口滑らせた時、一瞬マジで殺されるかと思った。
その後、俺たち3人は、早速旅の準備をした。でも俺の荷物は刀と服だけだけど。
「では、これから私達が向かう所を説明する」
準備を終えると、トラが今後の予定を説明し始めた。
「この後向かうのは、一番近い土の竜神石のあるソイル。ここには土の龍、ハードサンド・ドラゴンの肉体がある。多分、ソイルに行けばハードサンド・ドラゴンも目覚めて私のようにお前の体を借りる事になるだろう」
「マジか」
「よし。今後の方針を決めた事だ、そろそろいくぞ2人とも」
この時のトラの顔は、とてもワクワクしている無邪気な子供のようだった。
「あ、ライアさん、でも今って……」
ああ、今後どんな新しい事が俺たち3人を待っているのだろう。このドアを開けると俺たち3人の旅が始まるんだ!
「それじゃ! レッツゴ……あれ?」
ドアを開けた瞬間俺を出迎えてくれたのは、辺り一面の闇だった。
「あれ? リゼ? 今って……」
「夜ですね」
「ライア、今は夜だ。
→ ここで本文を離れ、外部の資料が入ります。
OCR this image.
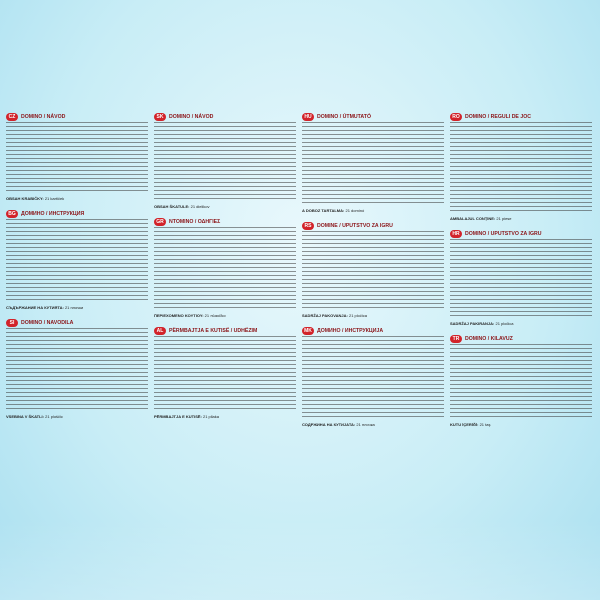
CZ	DOMINO / NÁVOD
OBSAH KRABIČKY: 21 kartiček
BG	ДОМИНО / ИНСТРУКЦИЯ
СЪДЪРЖАНИЕ НА КУТИЯТА: 21 плочки
SI	DOMINO / NAVODILA
VSEBINA V ŠKATLI: 21 ploščic
SK	DOMINO / NÁVOD
OBSAH ŠKATULE: 21 dielikov
GR	ΝΤΟΜΙΝΟ / ΟΔΗΓΙΕΣ
ΠΕΡΙΕΧΟΜΕΝΟ ΚΟΥΤΙΟΥ: 21 πλακίδια
AL	PËRMBAJTJA E KUTISË / UDHËZIM
PËRMBAJTJA E KUTISË: 21 pllaka
HU	DOMINO / ÚTMUTATÓ
A DOBOZ TARTALMA: 21 dominó
RS	DOMINE / UPUTSTVO ZA IGRU
SADRŽAJ PAKOVANJA: 21 pločica
MK ДОМИНО / ИНСТРУКЦИЈА
СОДРЖИНА НА КУТИЈАТА: 21 плочка
RO	DOMINO / REGULI DE JOC
AMBALAJUL CONȚINE: 21 piese
HR	DOMINO / UPUTSTVO ZA IGRU
SADRŽAJ PAKIRANJA: 21 pločica
TR	DOMINO / KILAVUZ
KUTU İÇERİĞİ: 21 taş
また明日出直すぞ」
マジか。新しい日々の一歩目がこんな形で潰されるのか。ん? 今トラ俺のことライアって、
「おい。今俺の事ライアって……」
「風呂場でも一度言っただろ」
風呂場? 俺の頭の中に風呂場での映像が流れる。『っ! ライアのバカ!』たしかに言ってたな。
「それじゃ、トラ。リゼ。これからよろしくな」
「はい。よろしくお願いします!」
「ああ。よろしく頼む」
こうして、ここから俺たちの旅は始まる。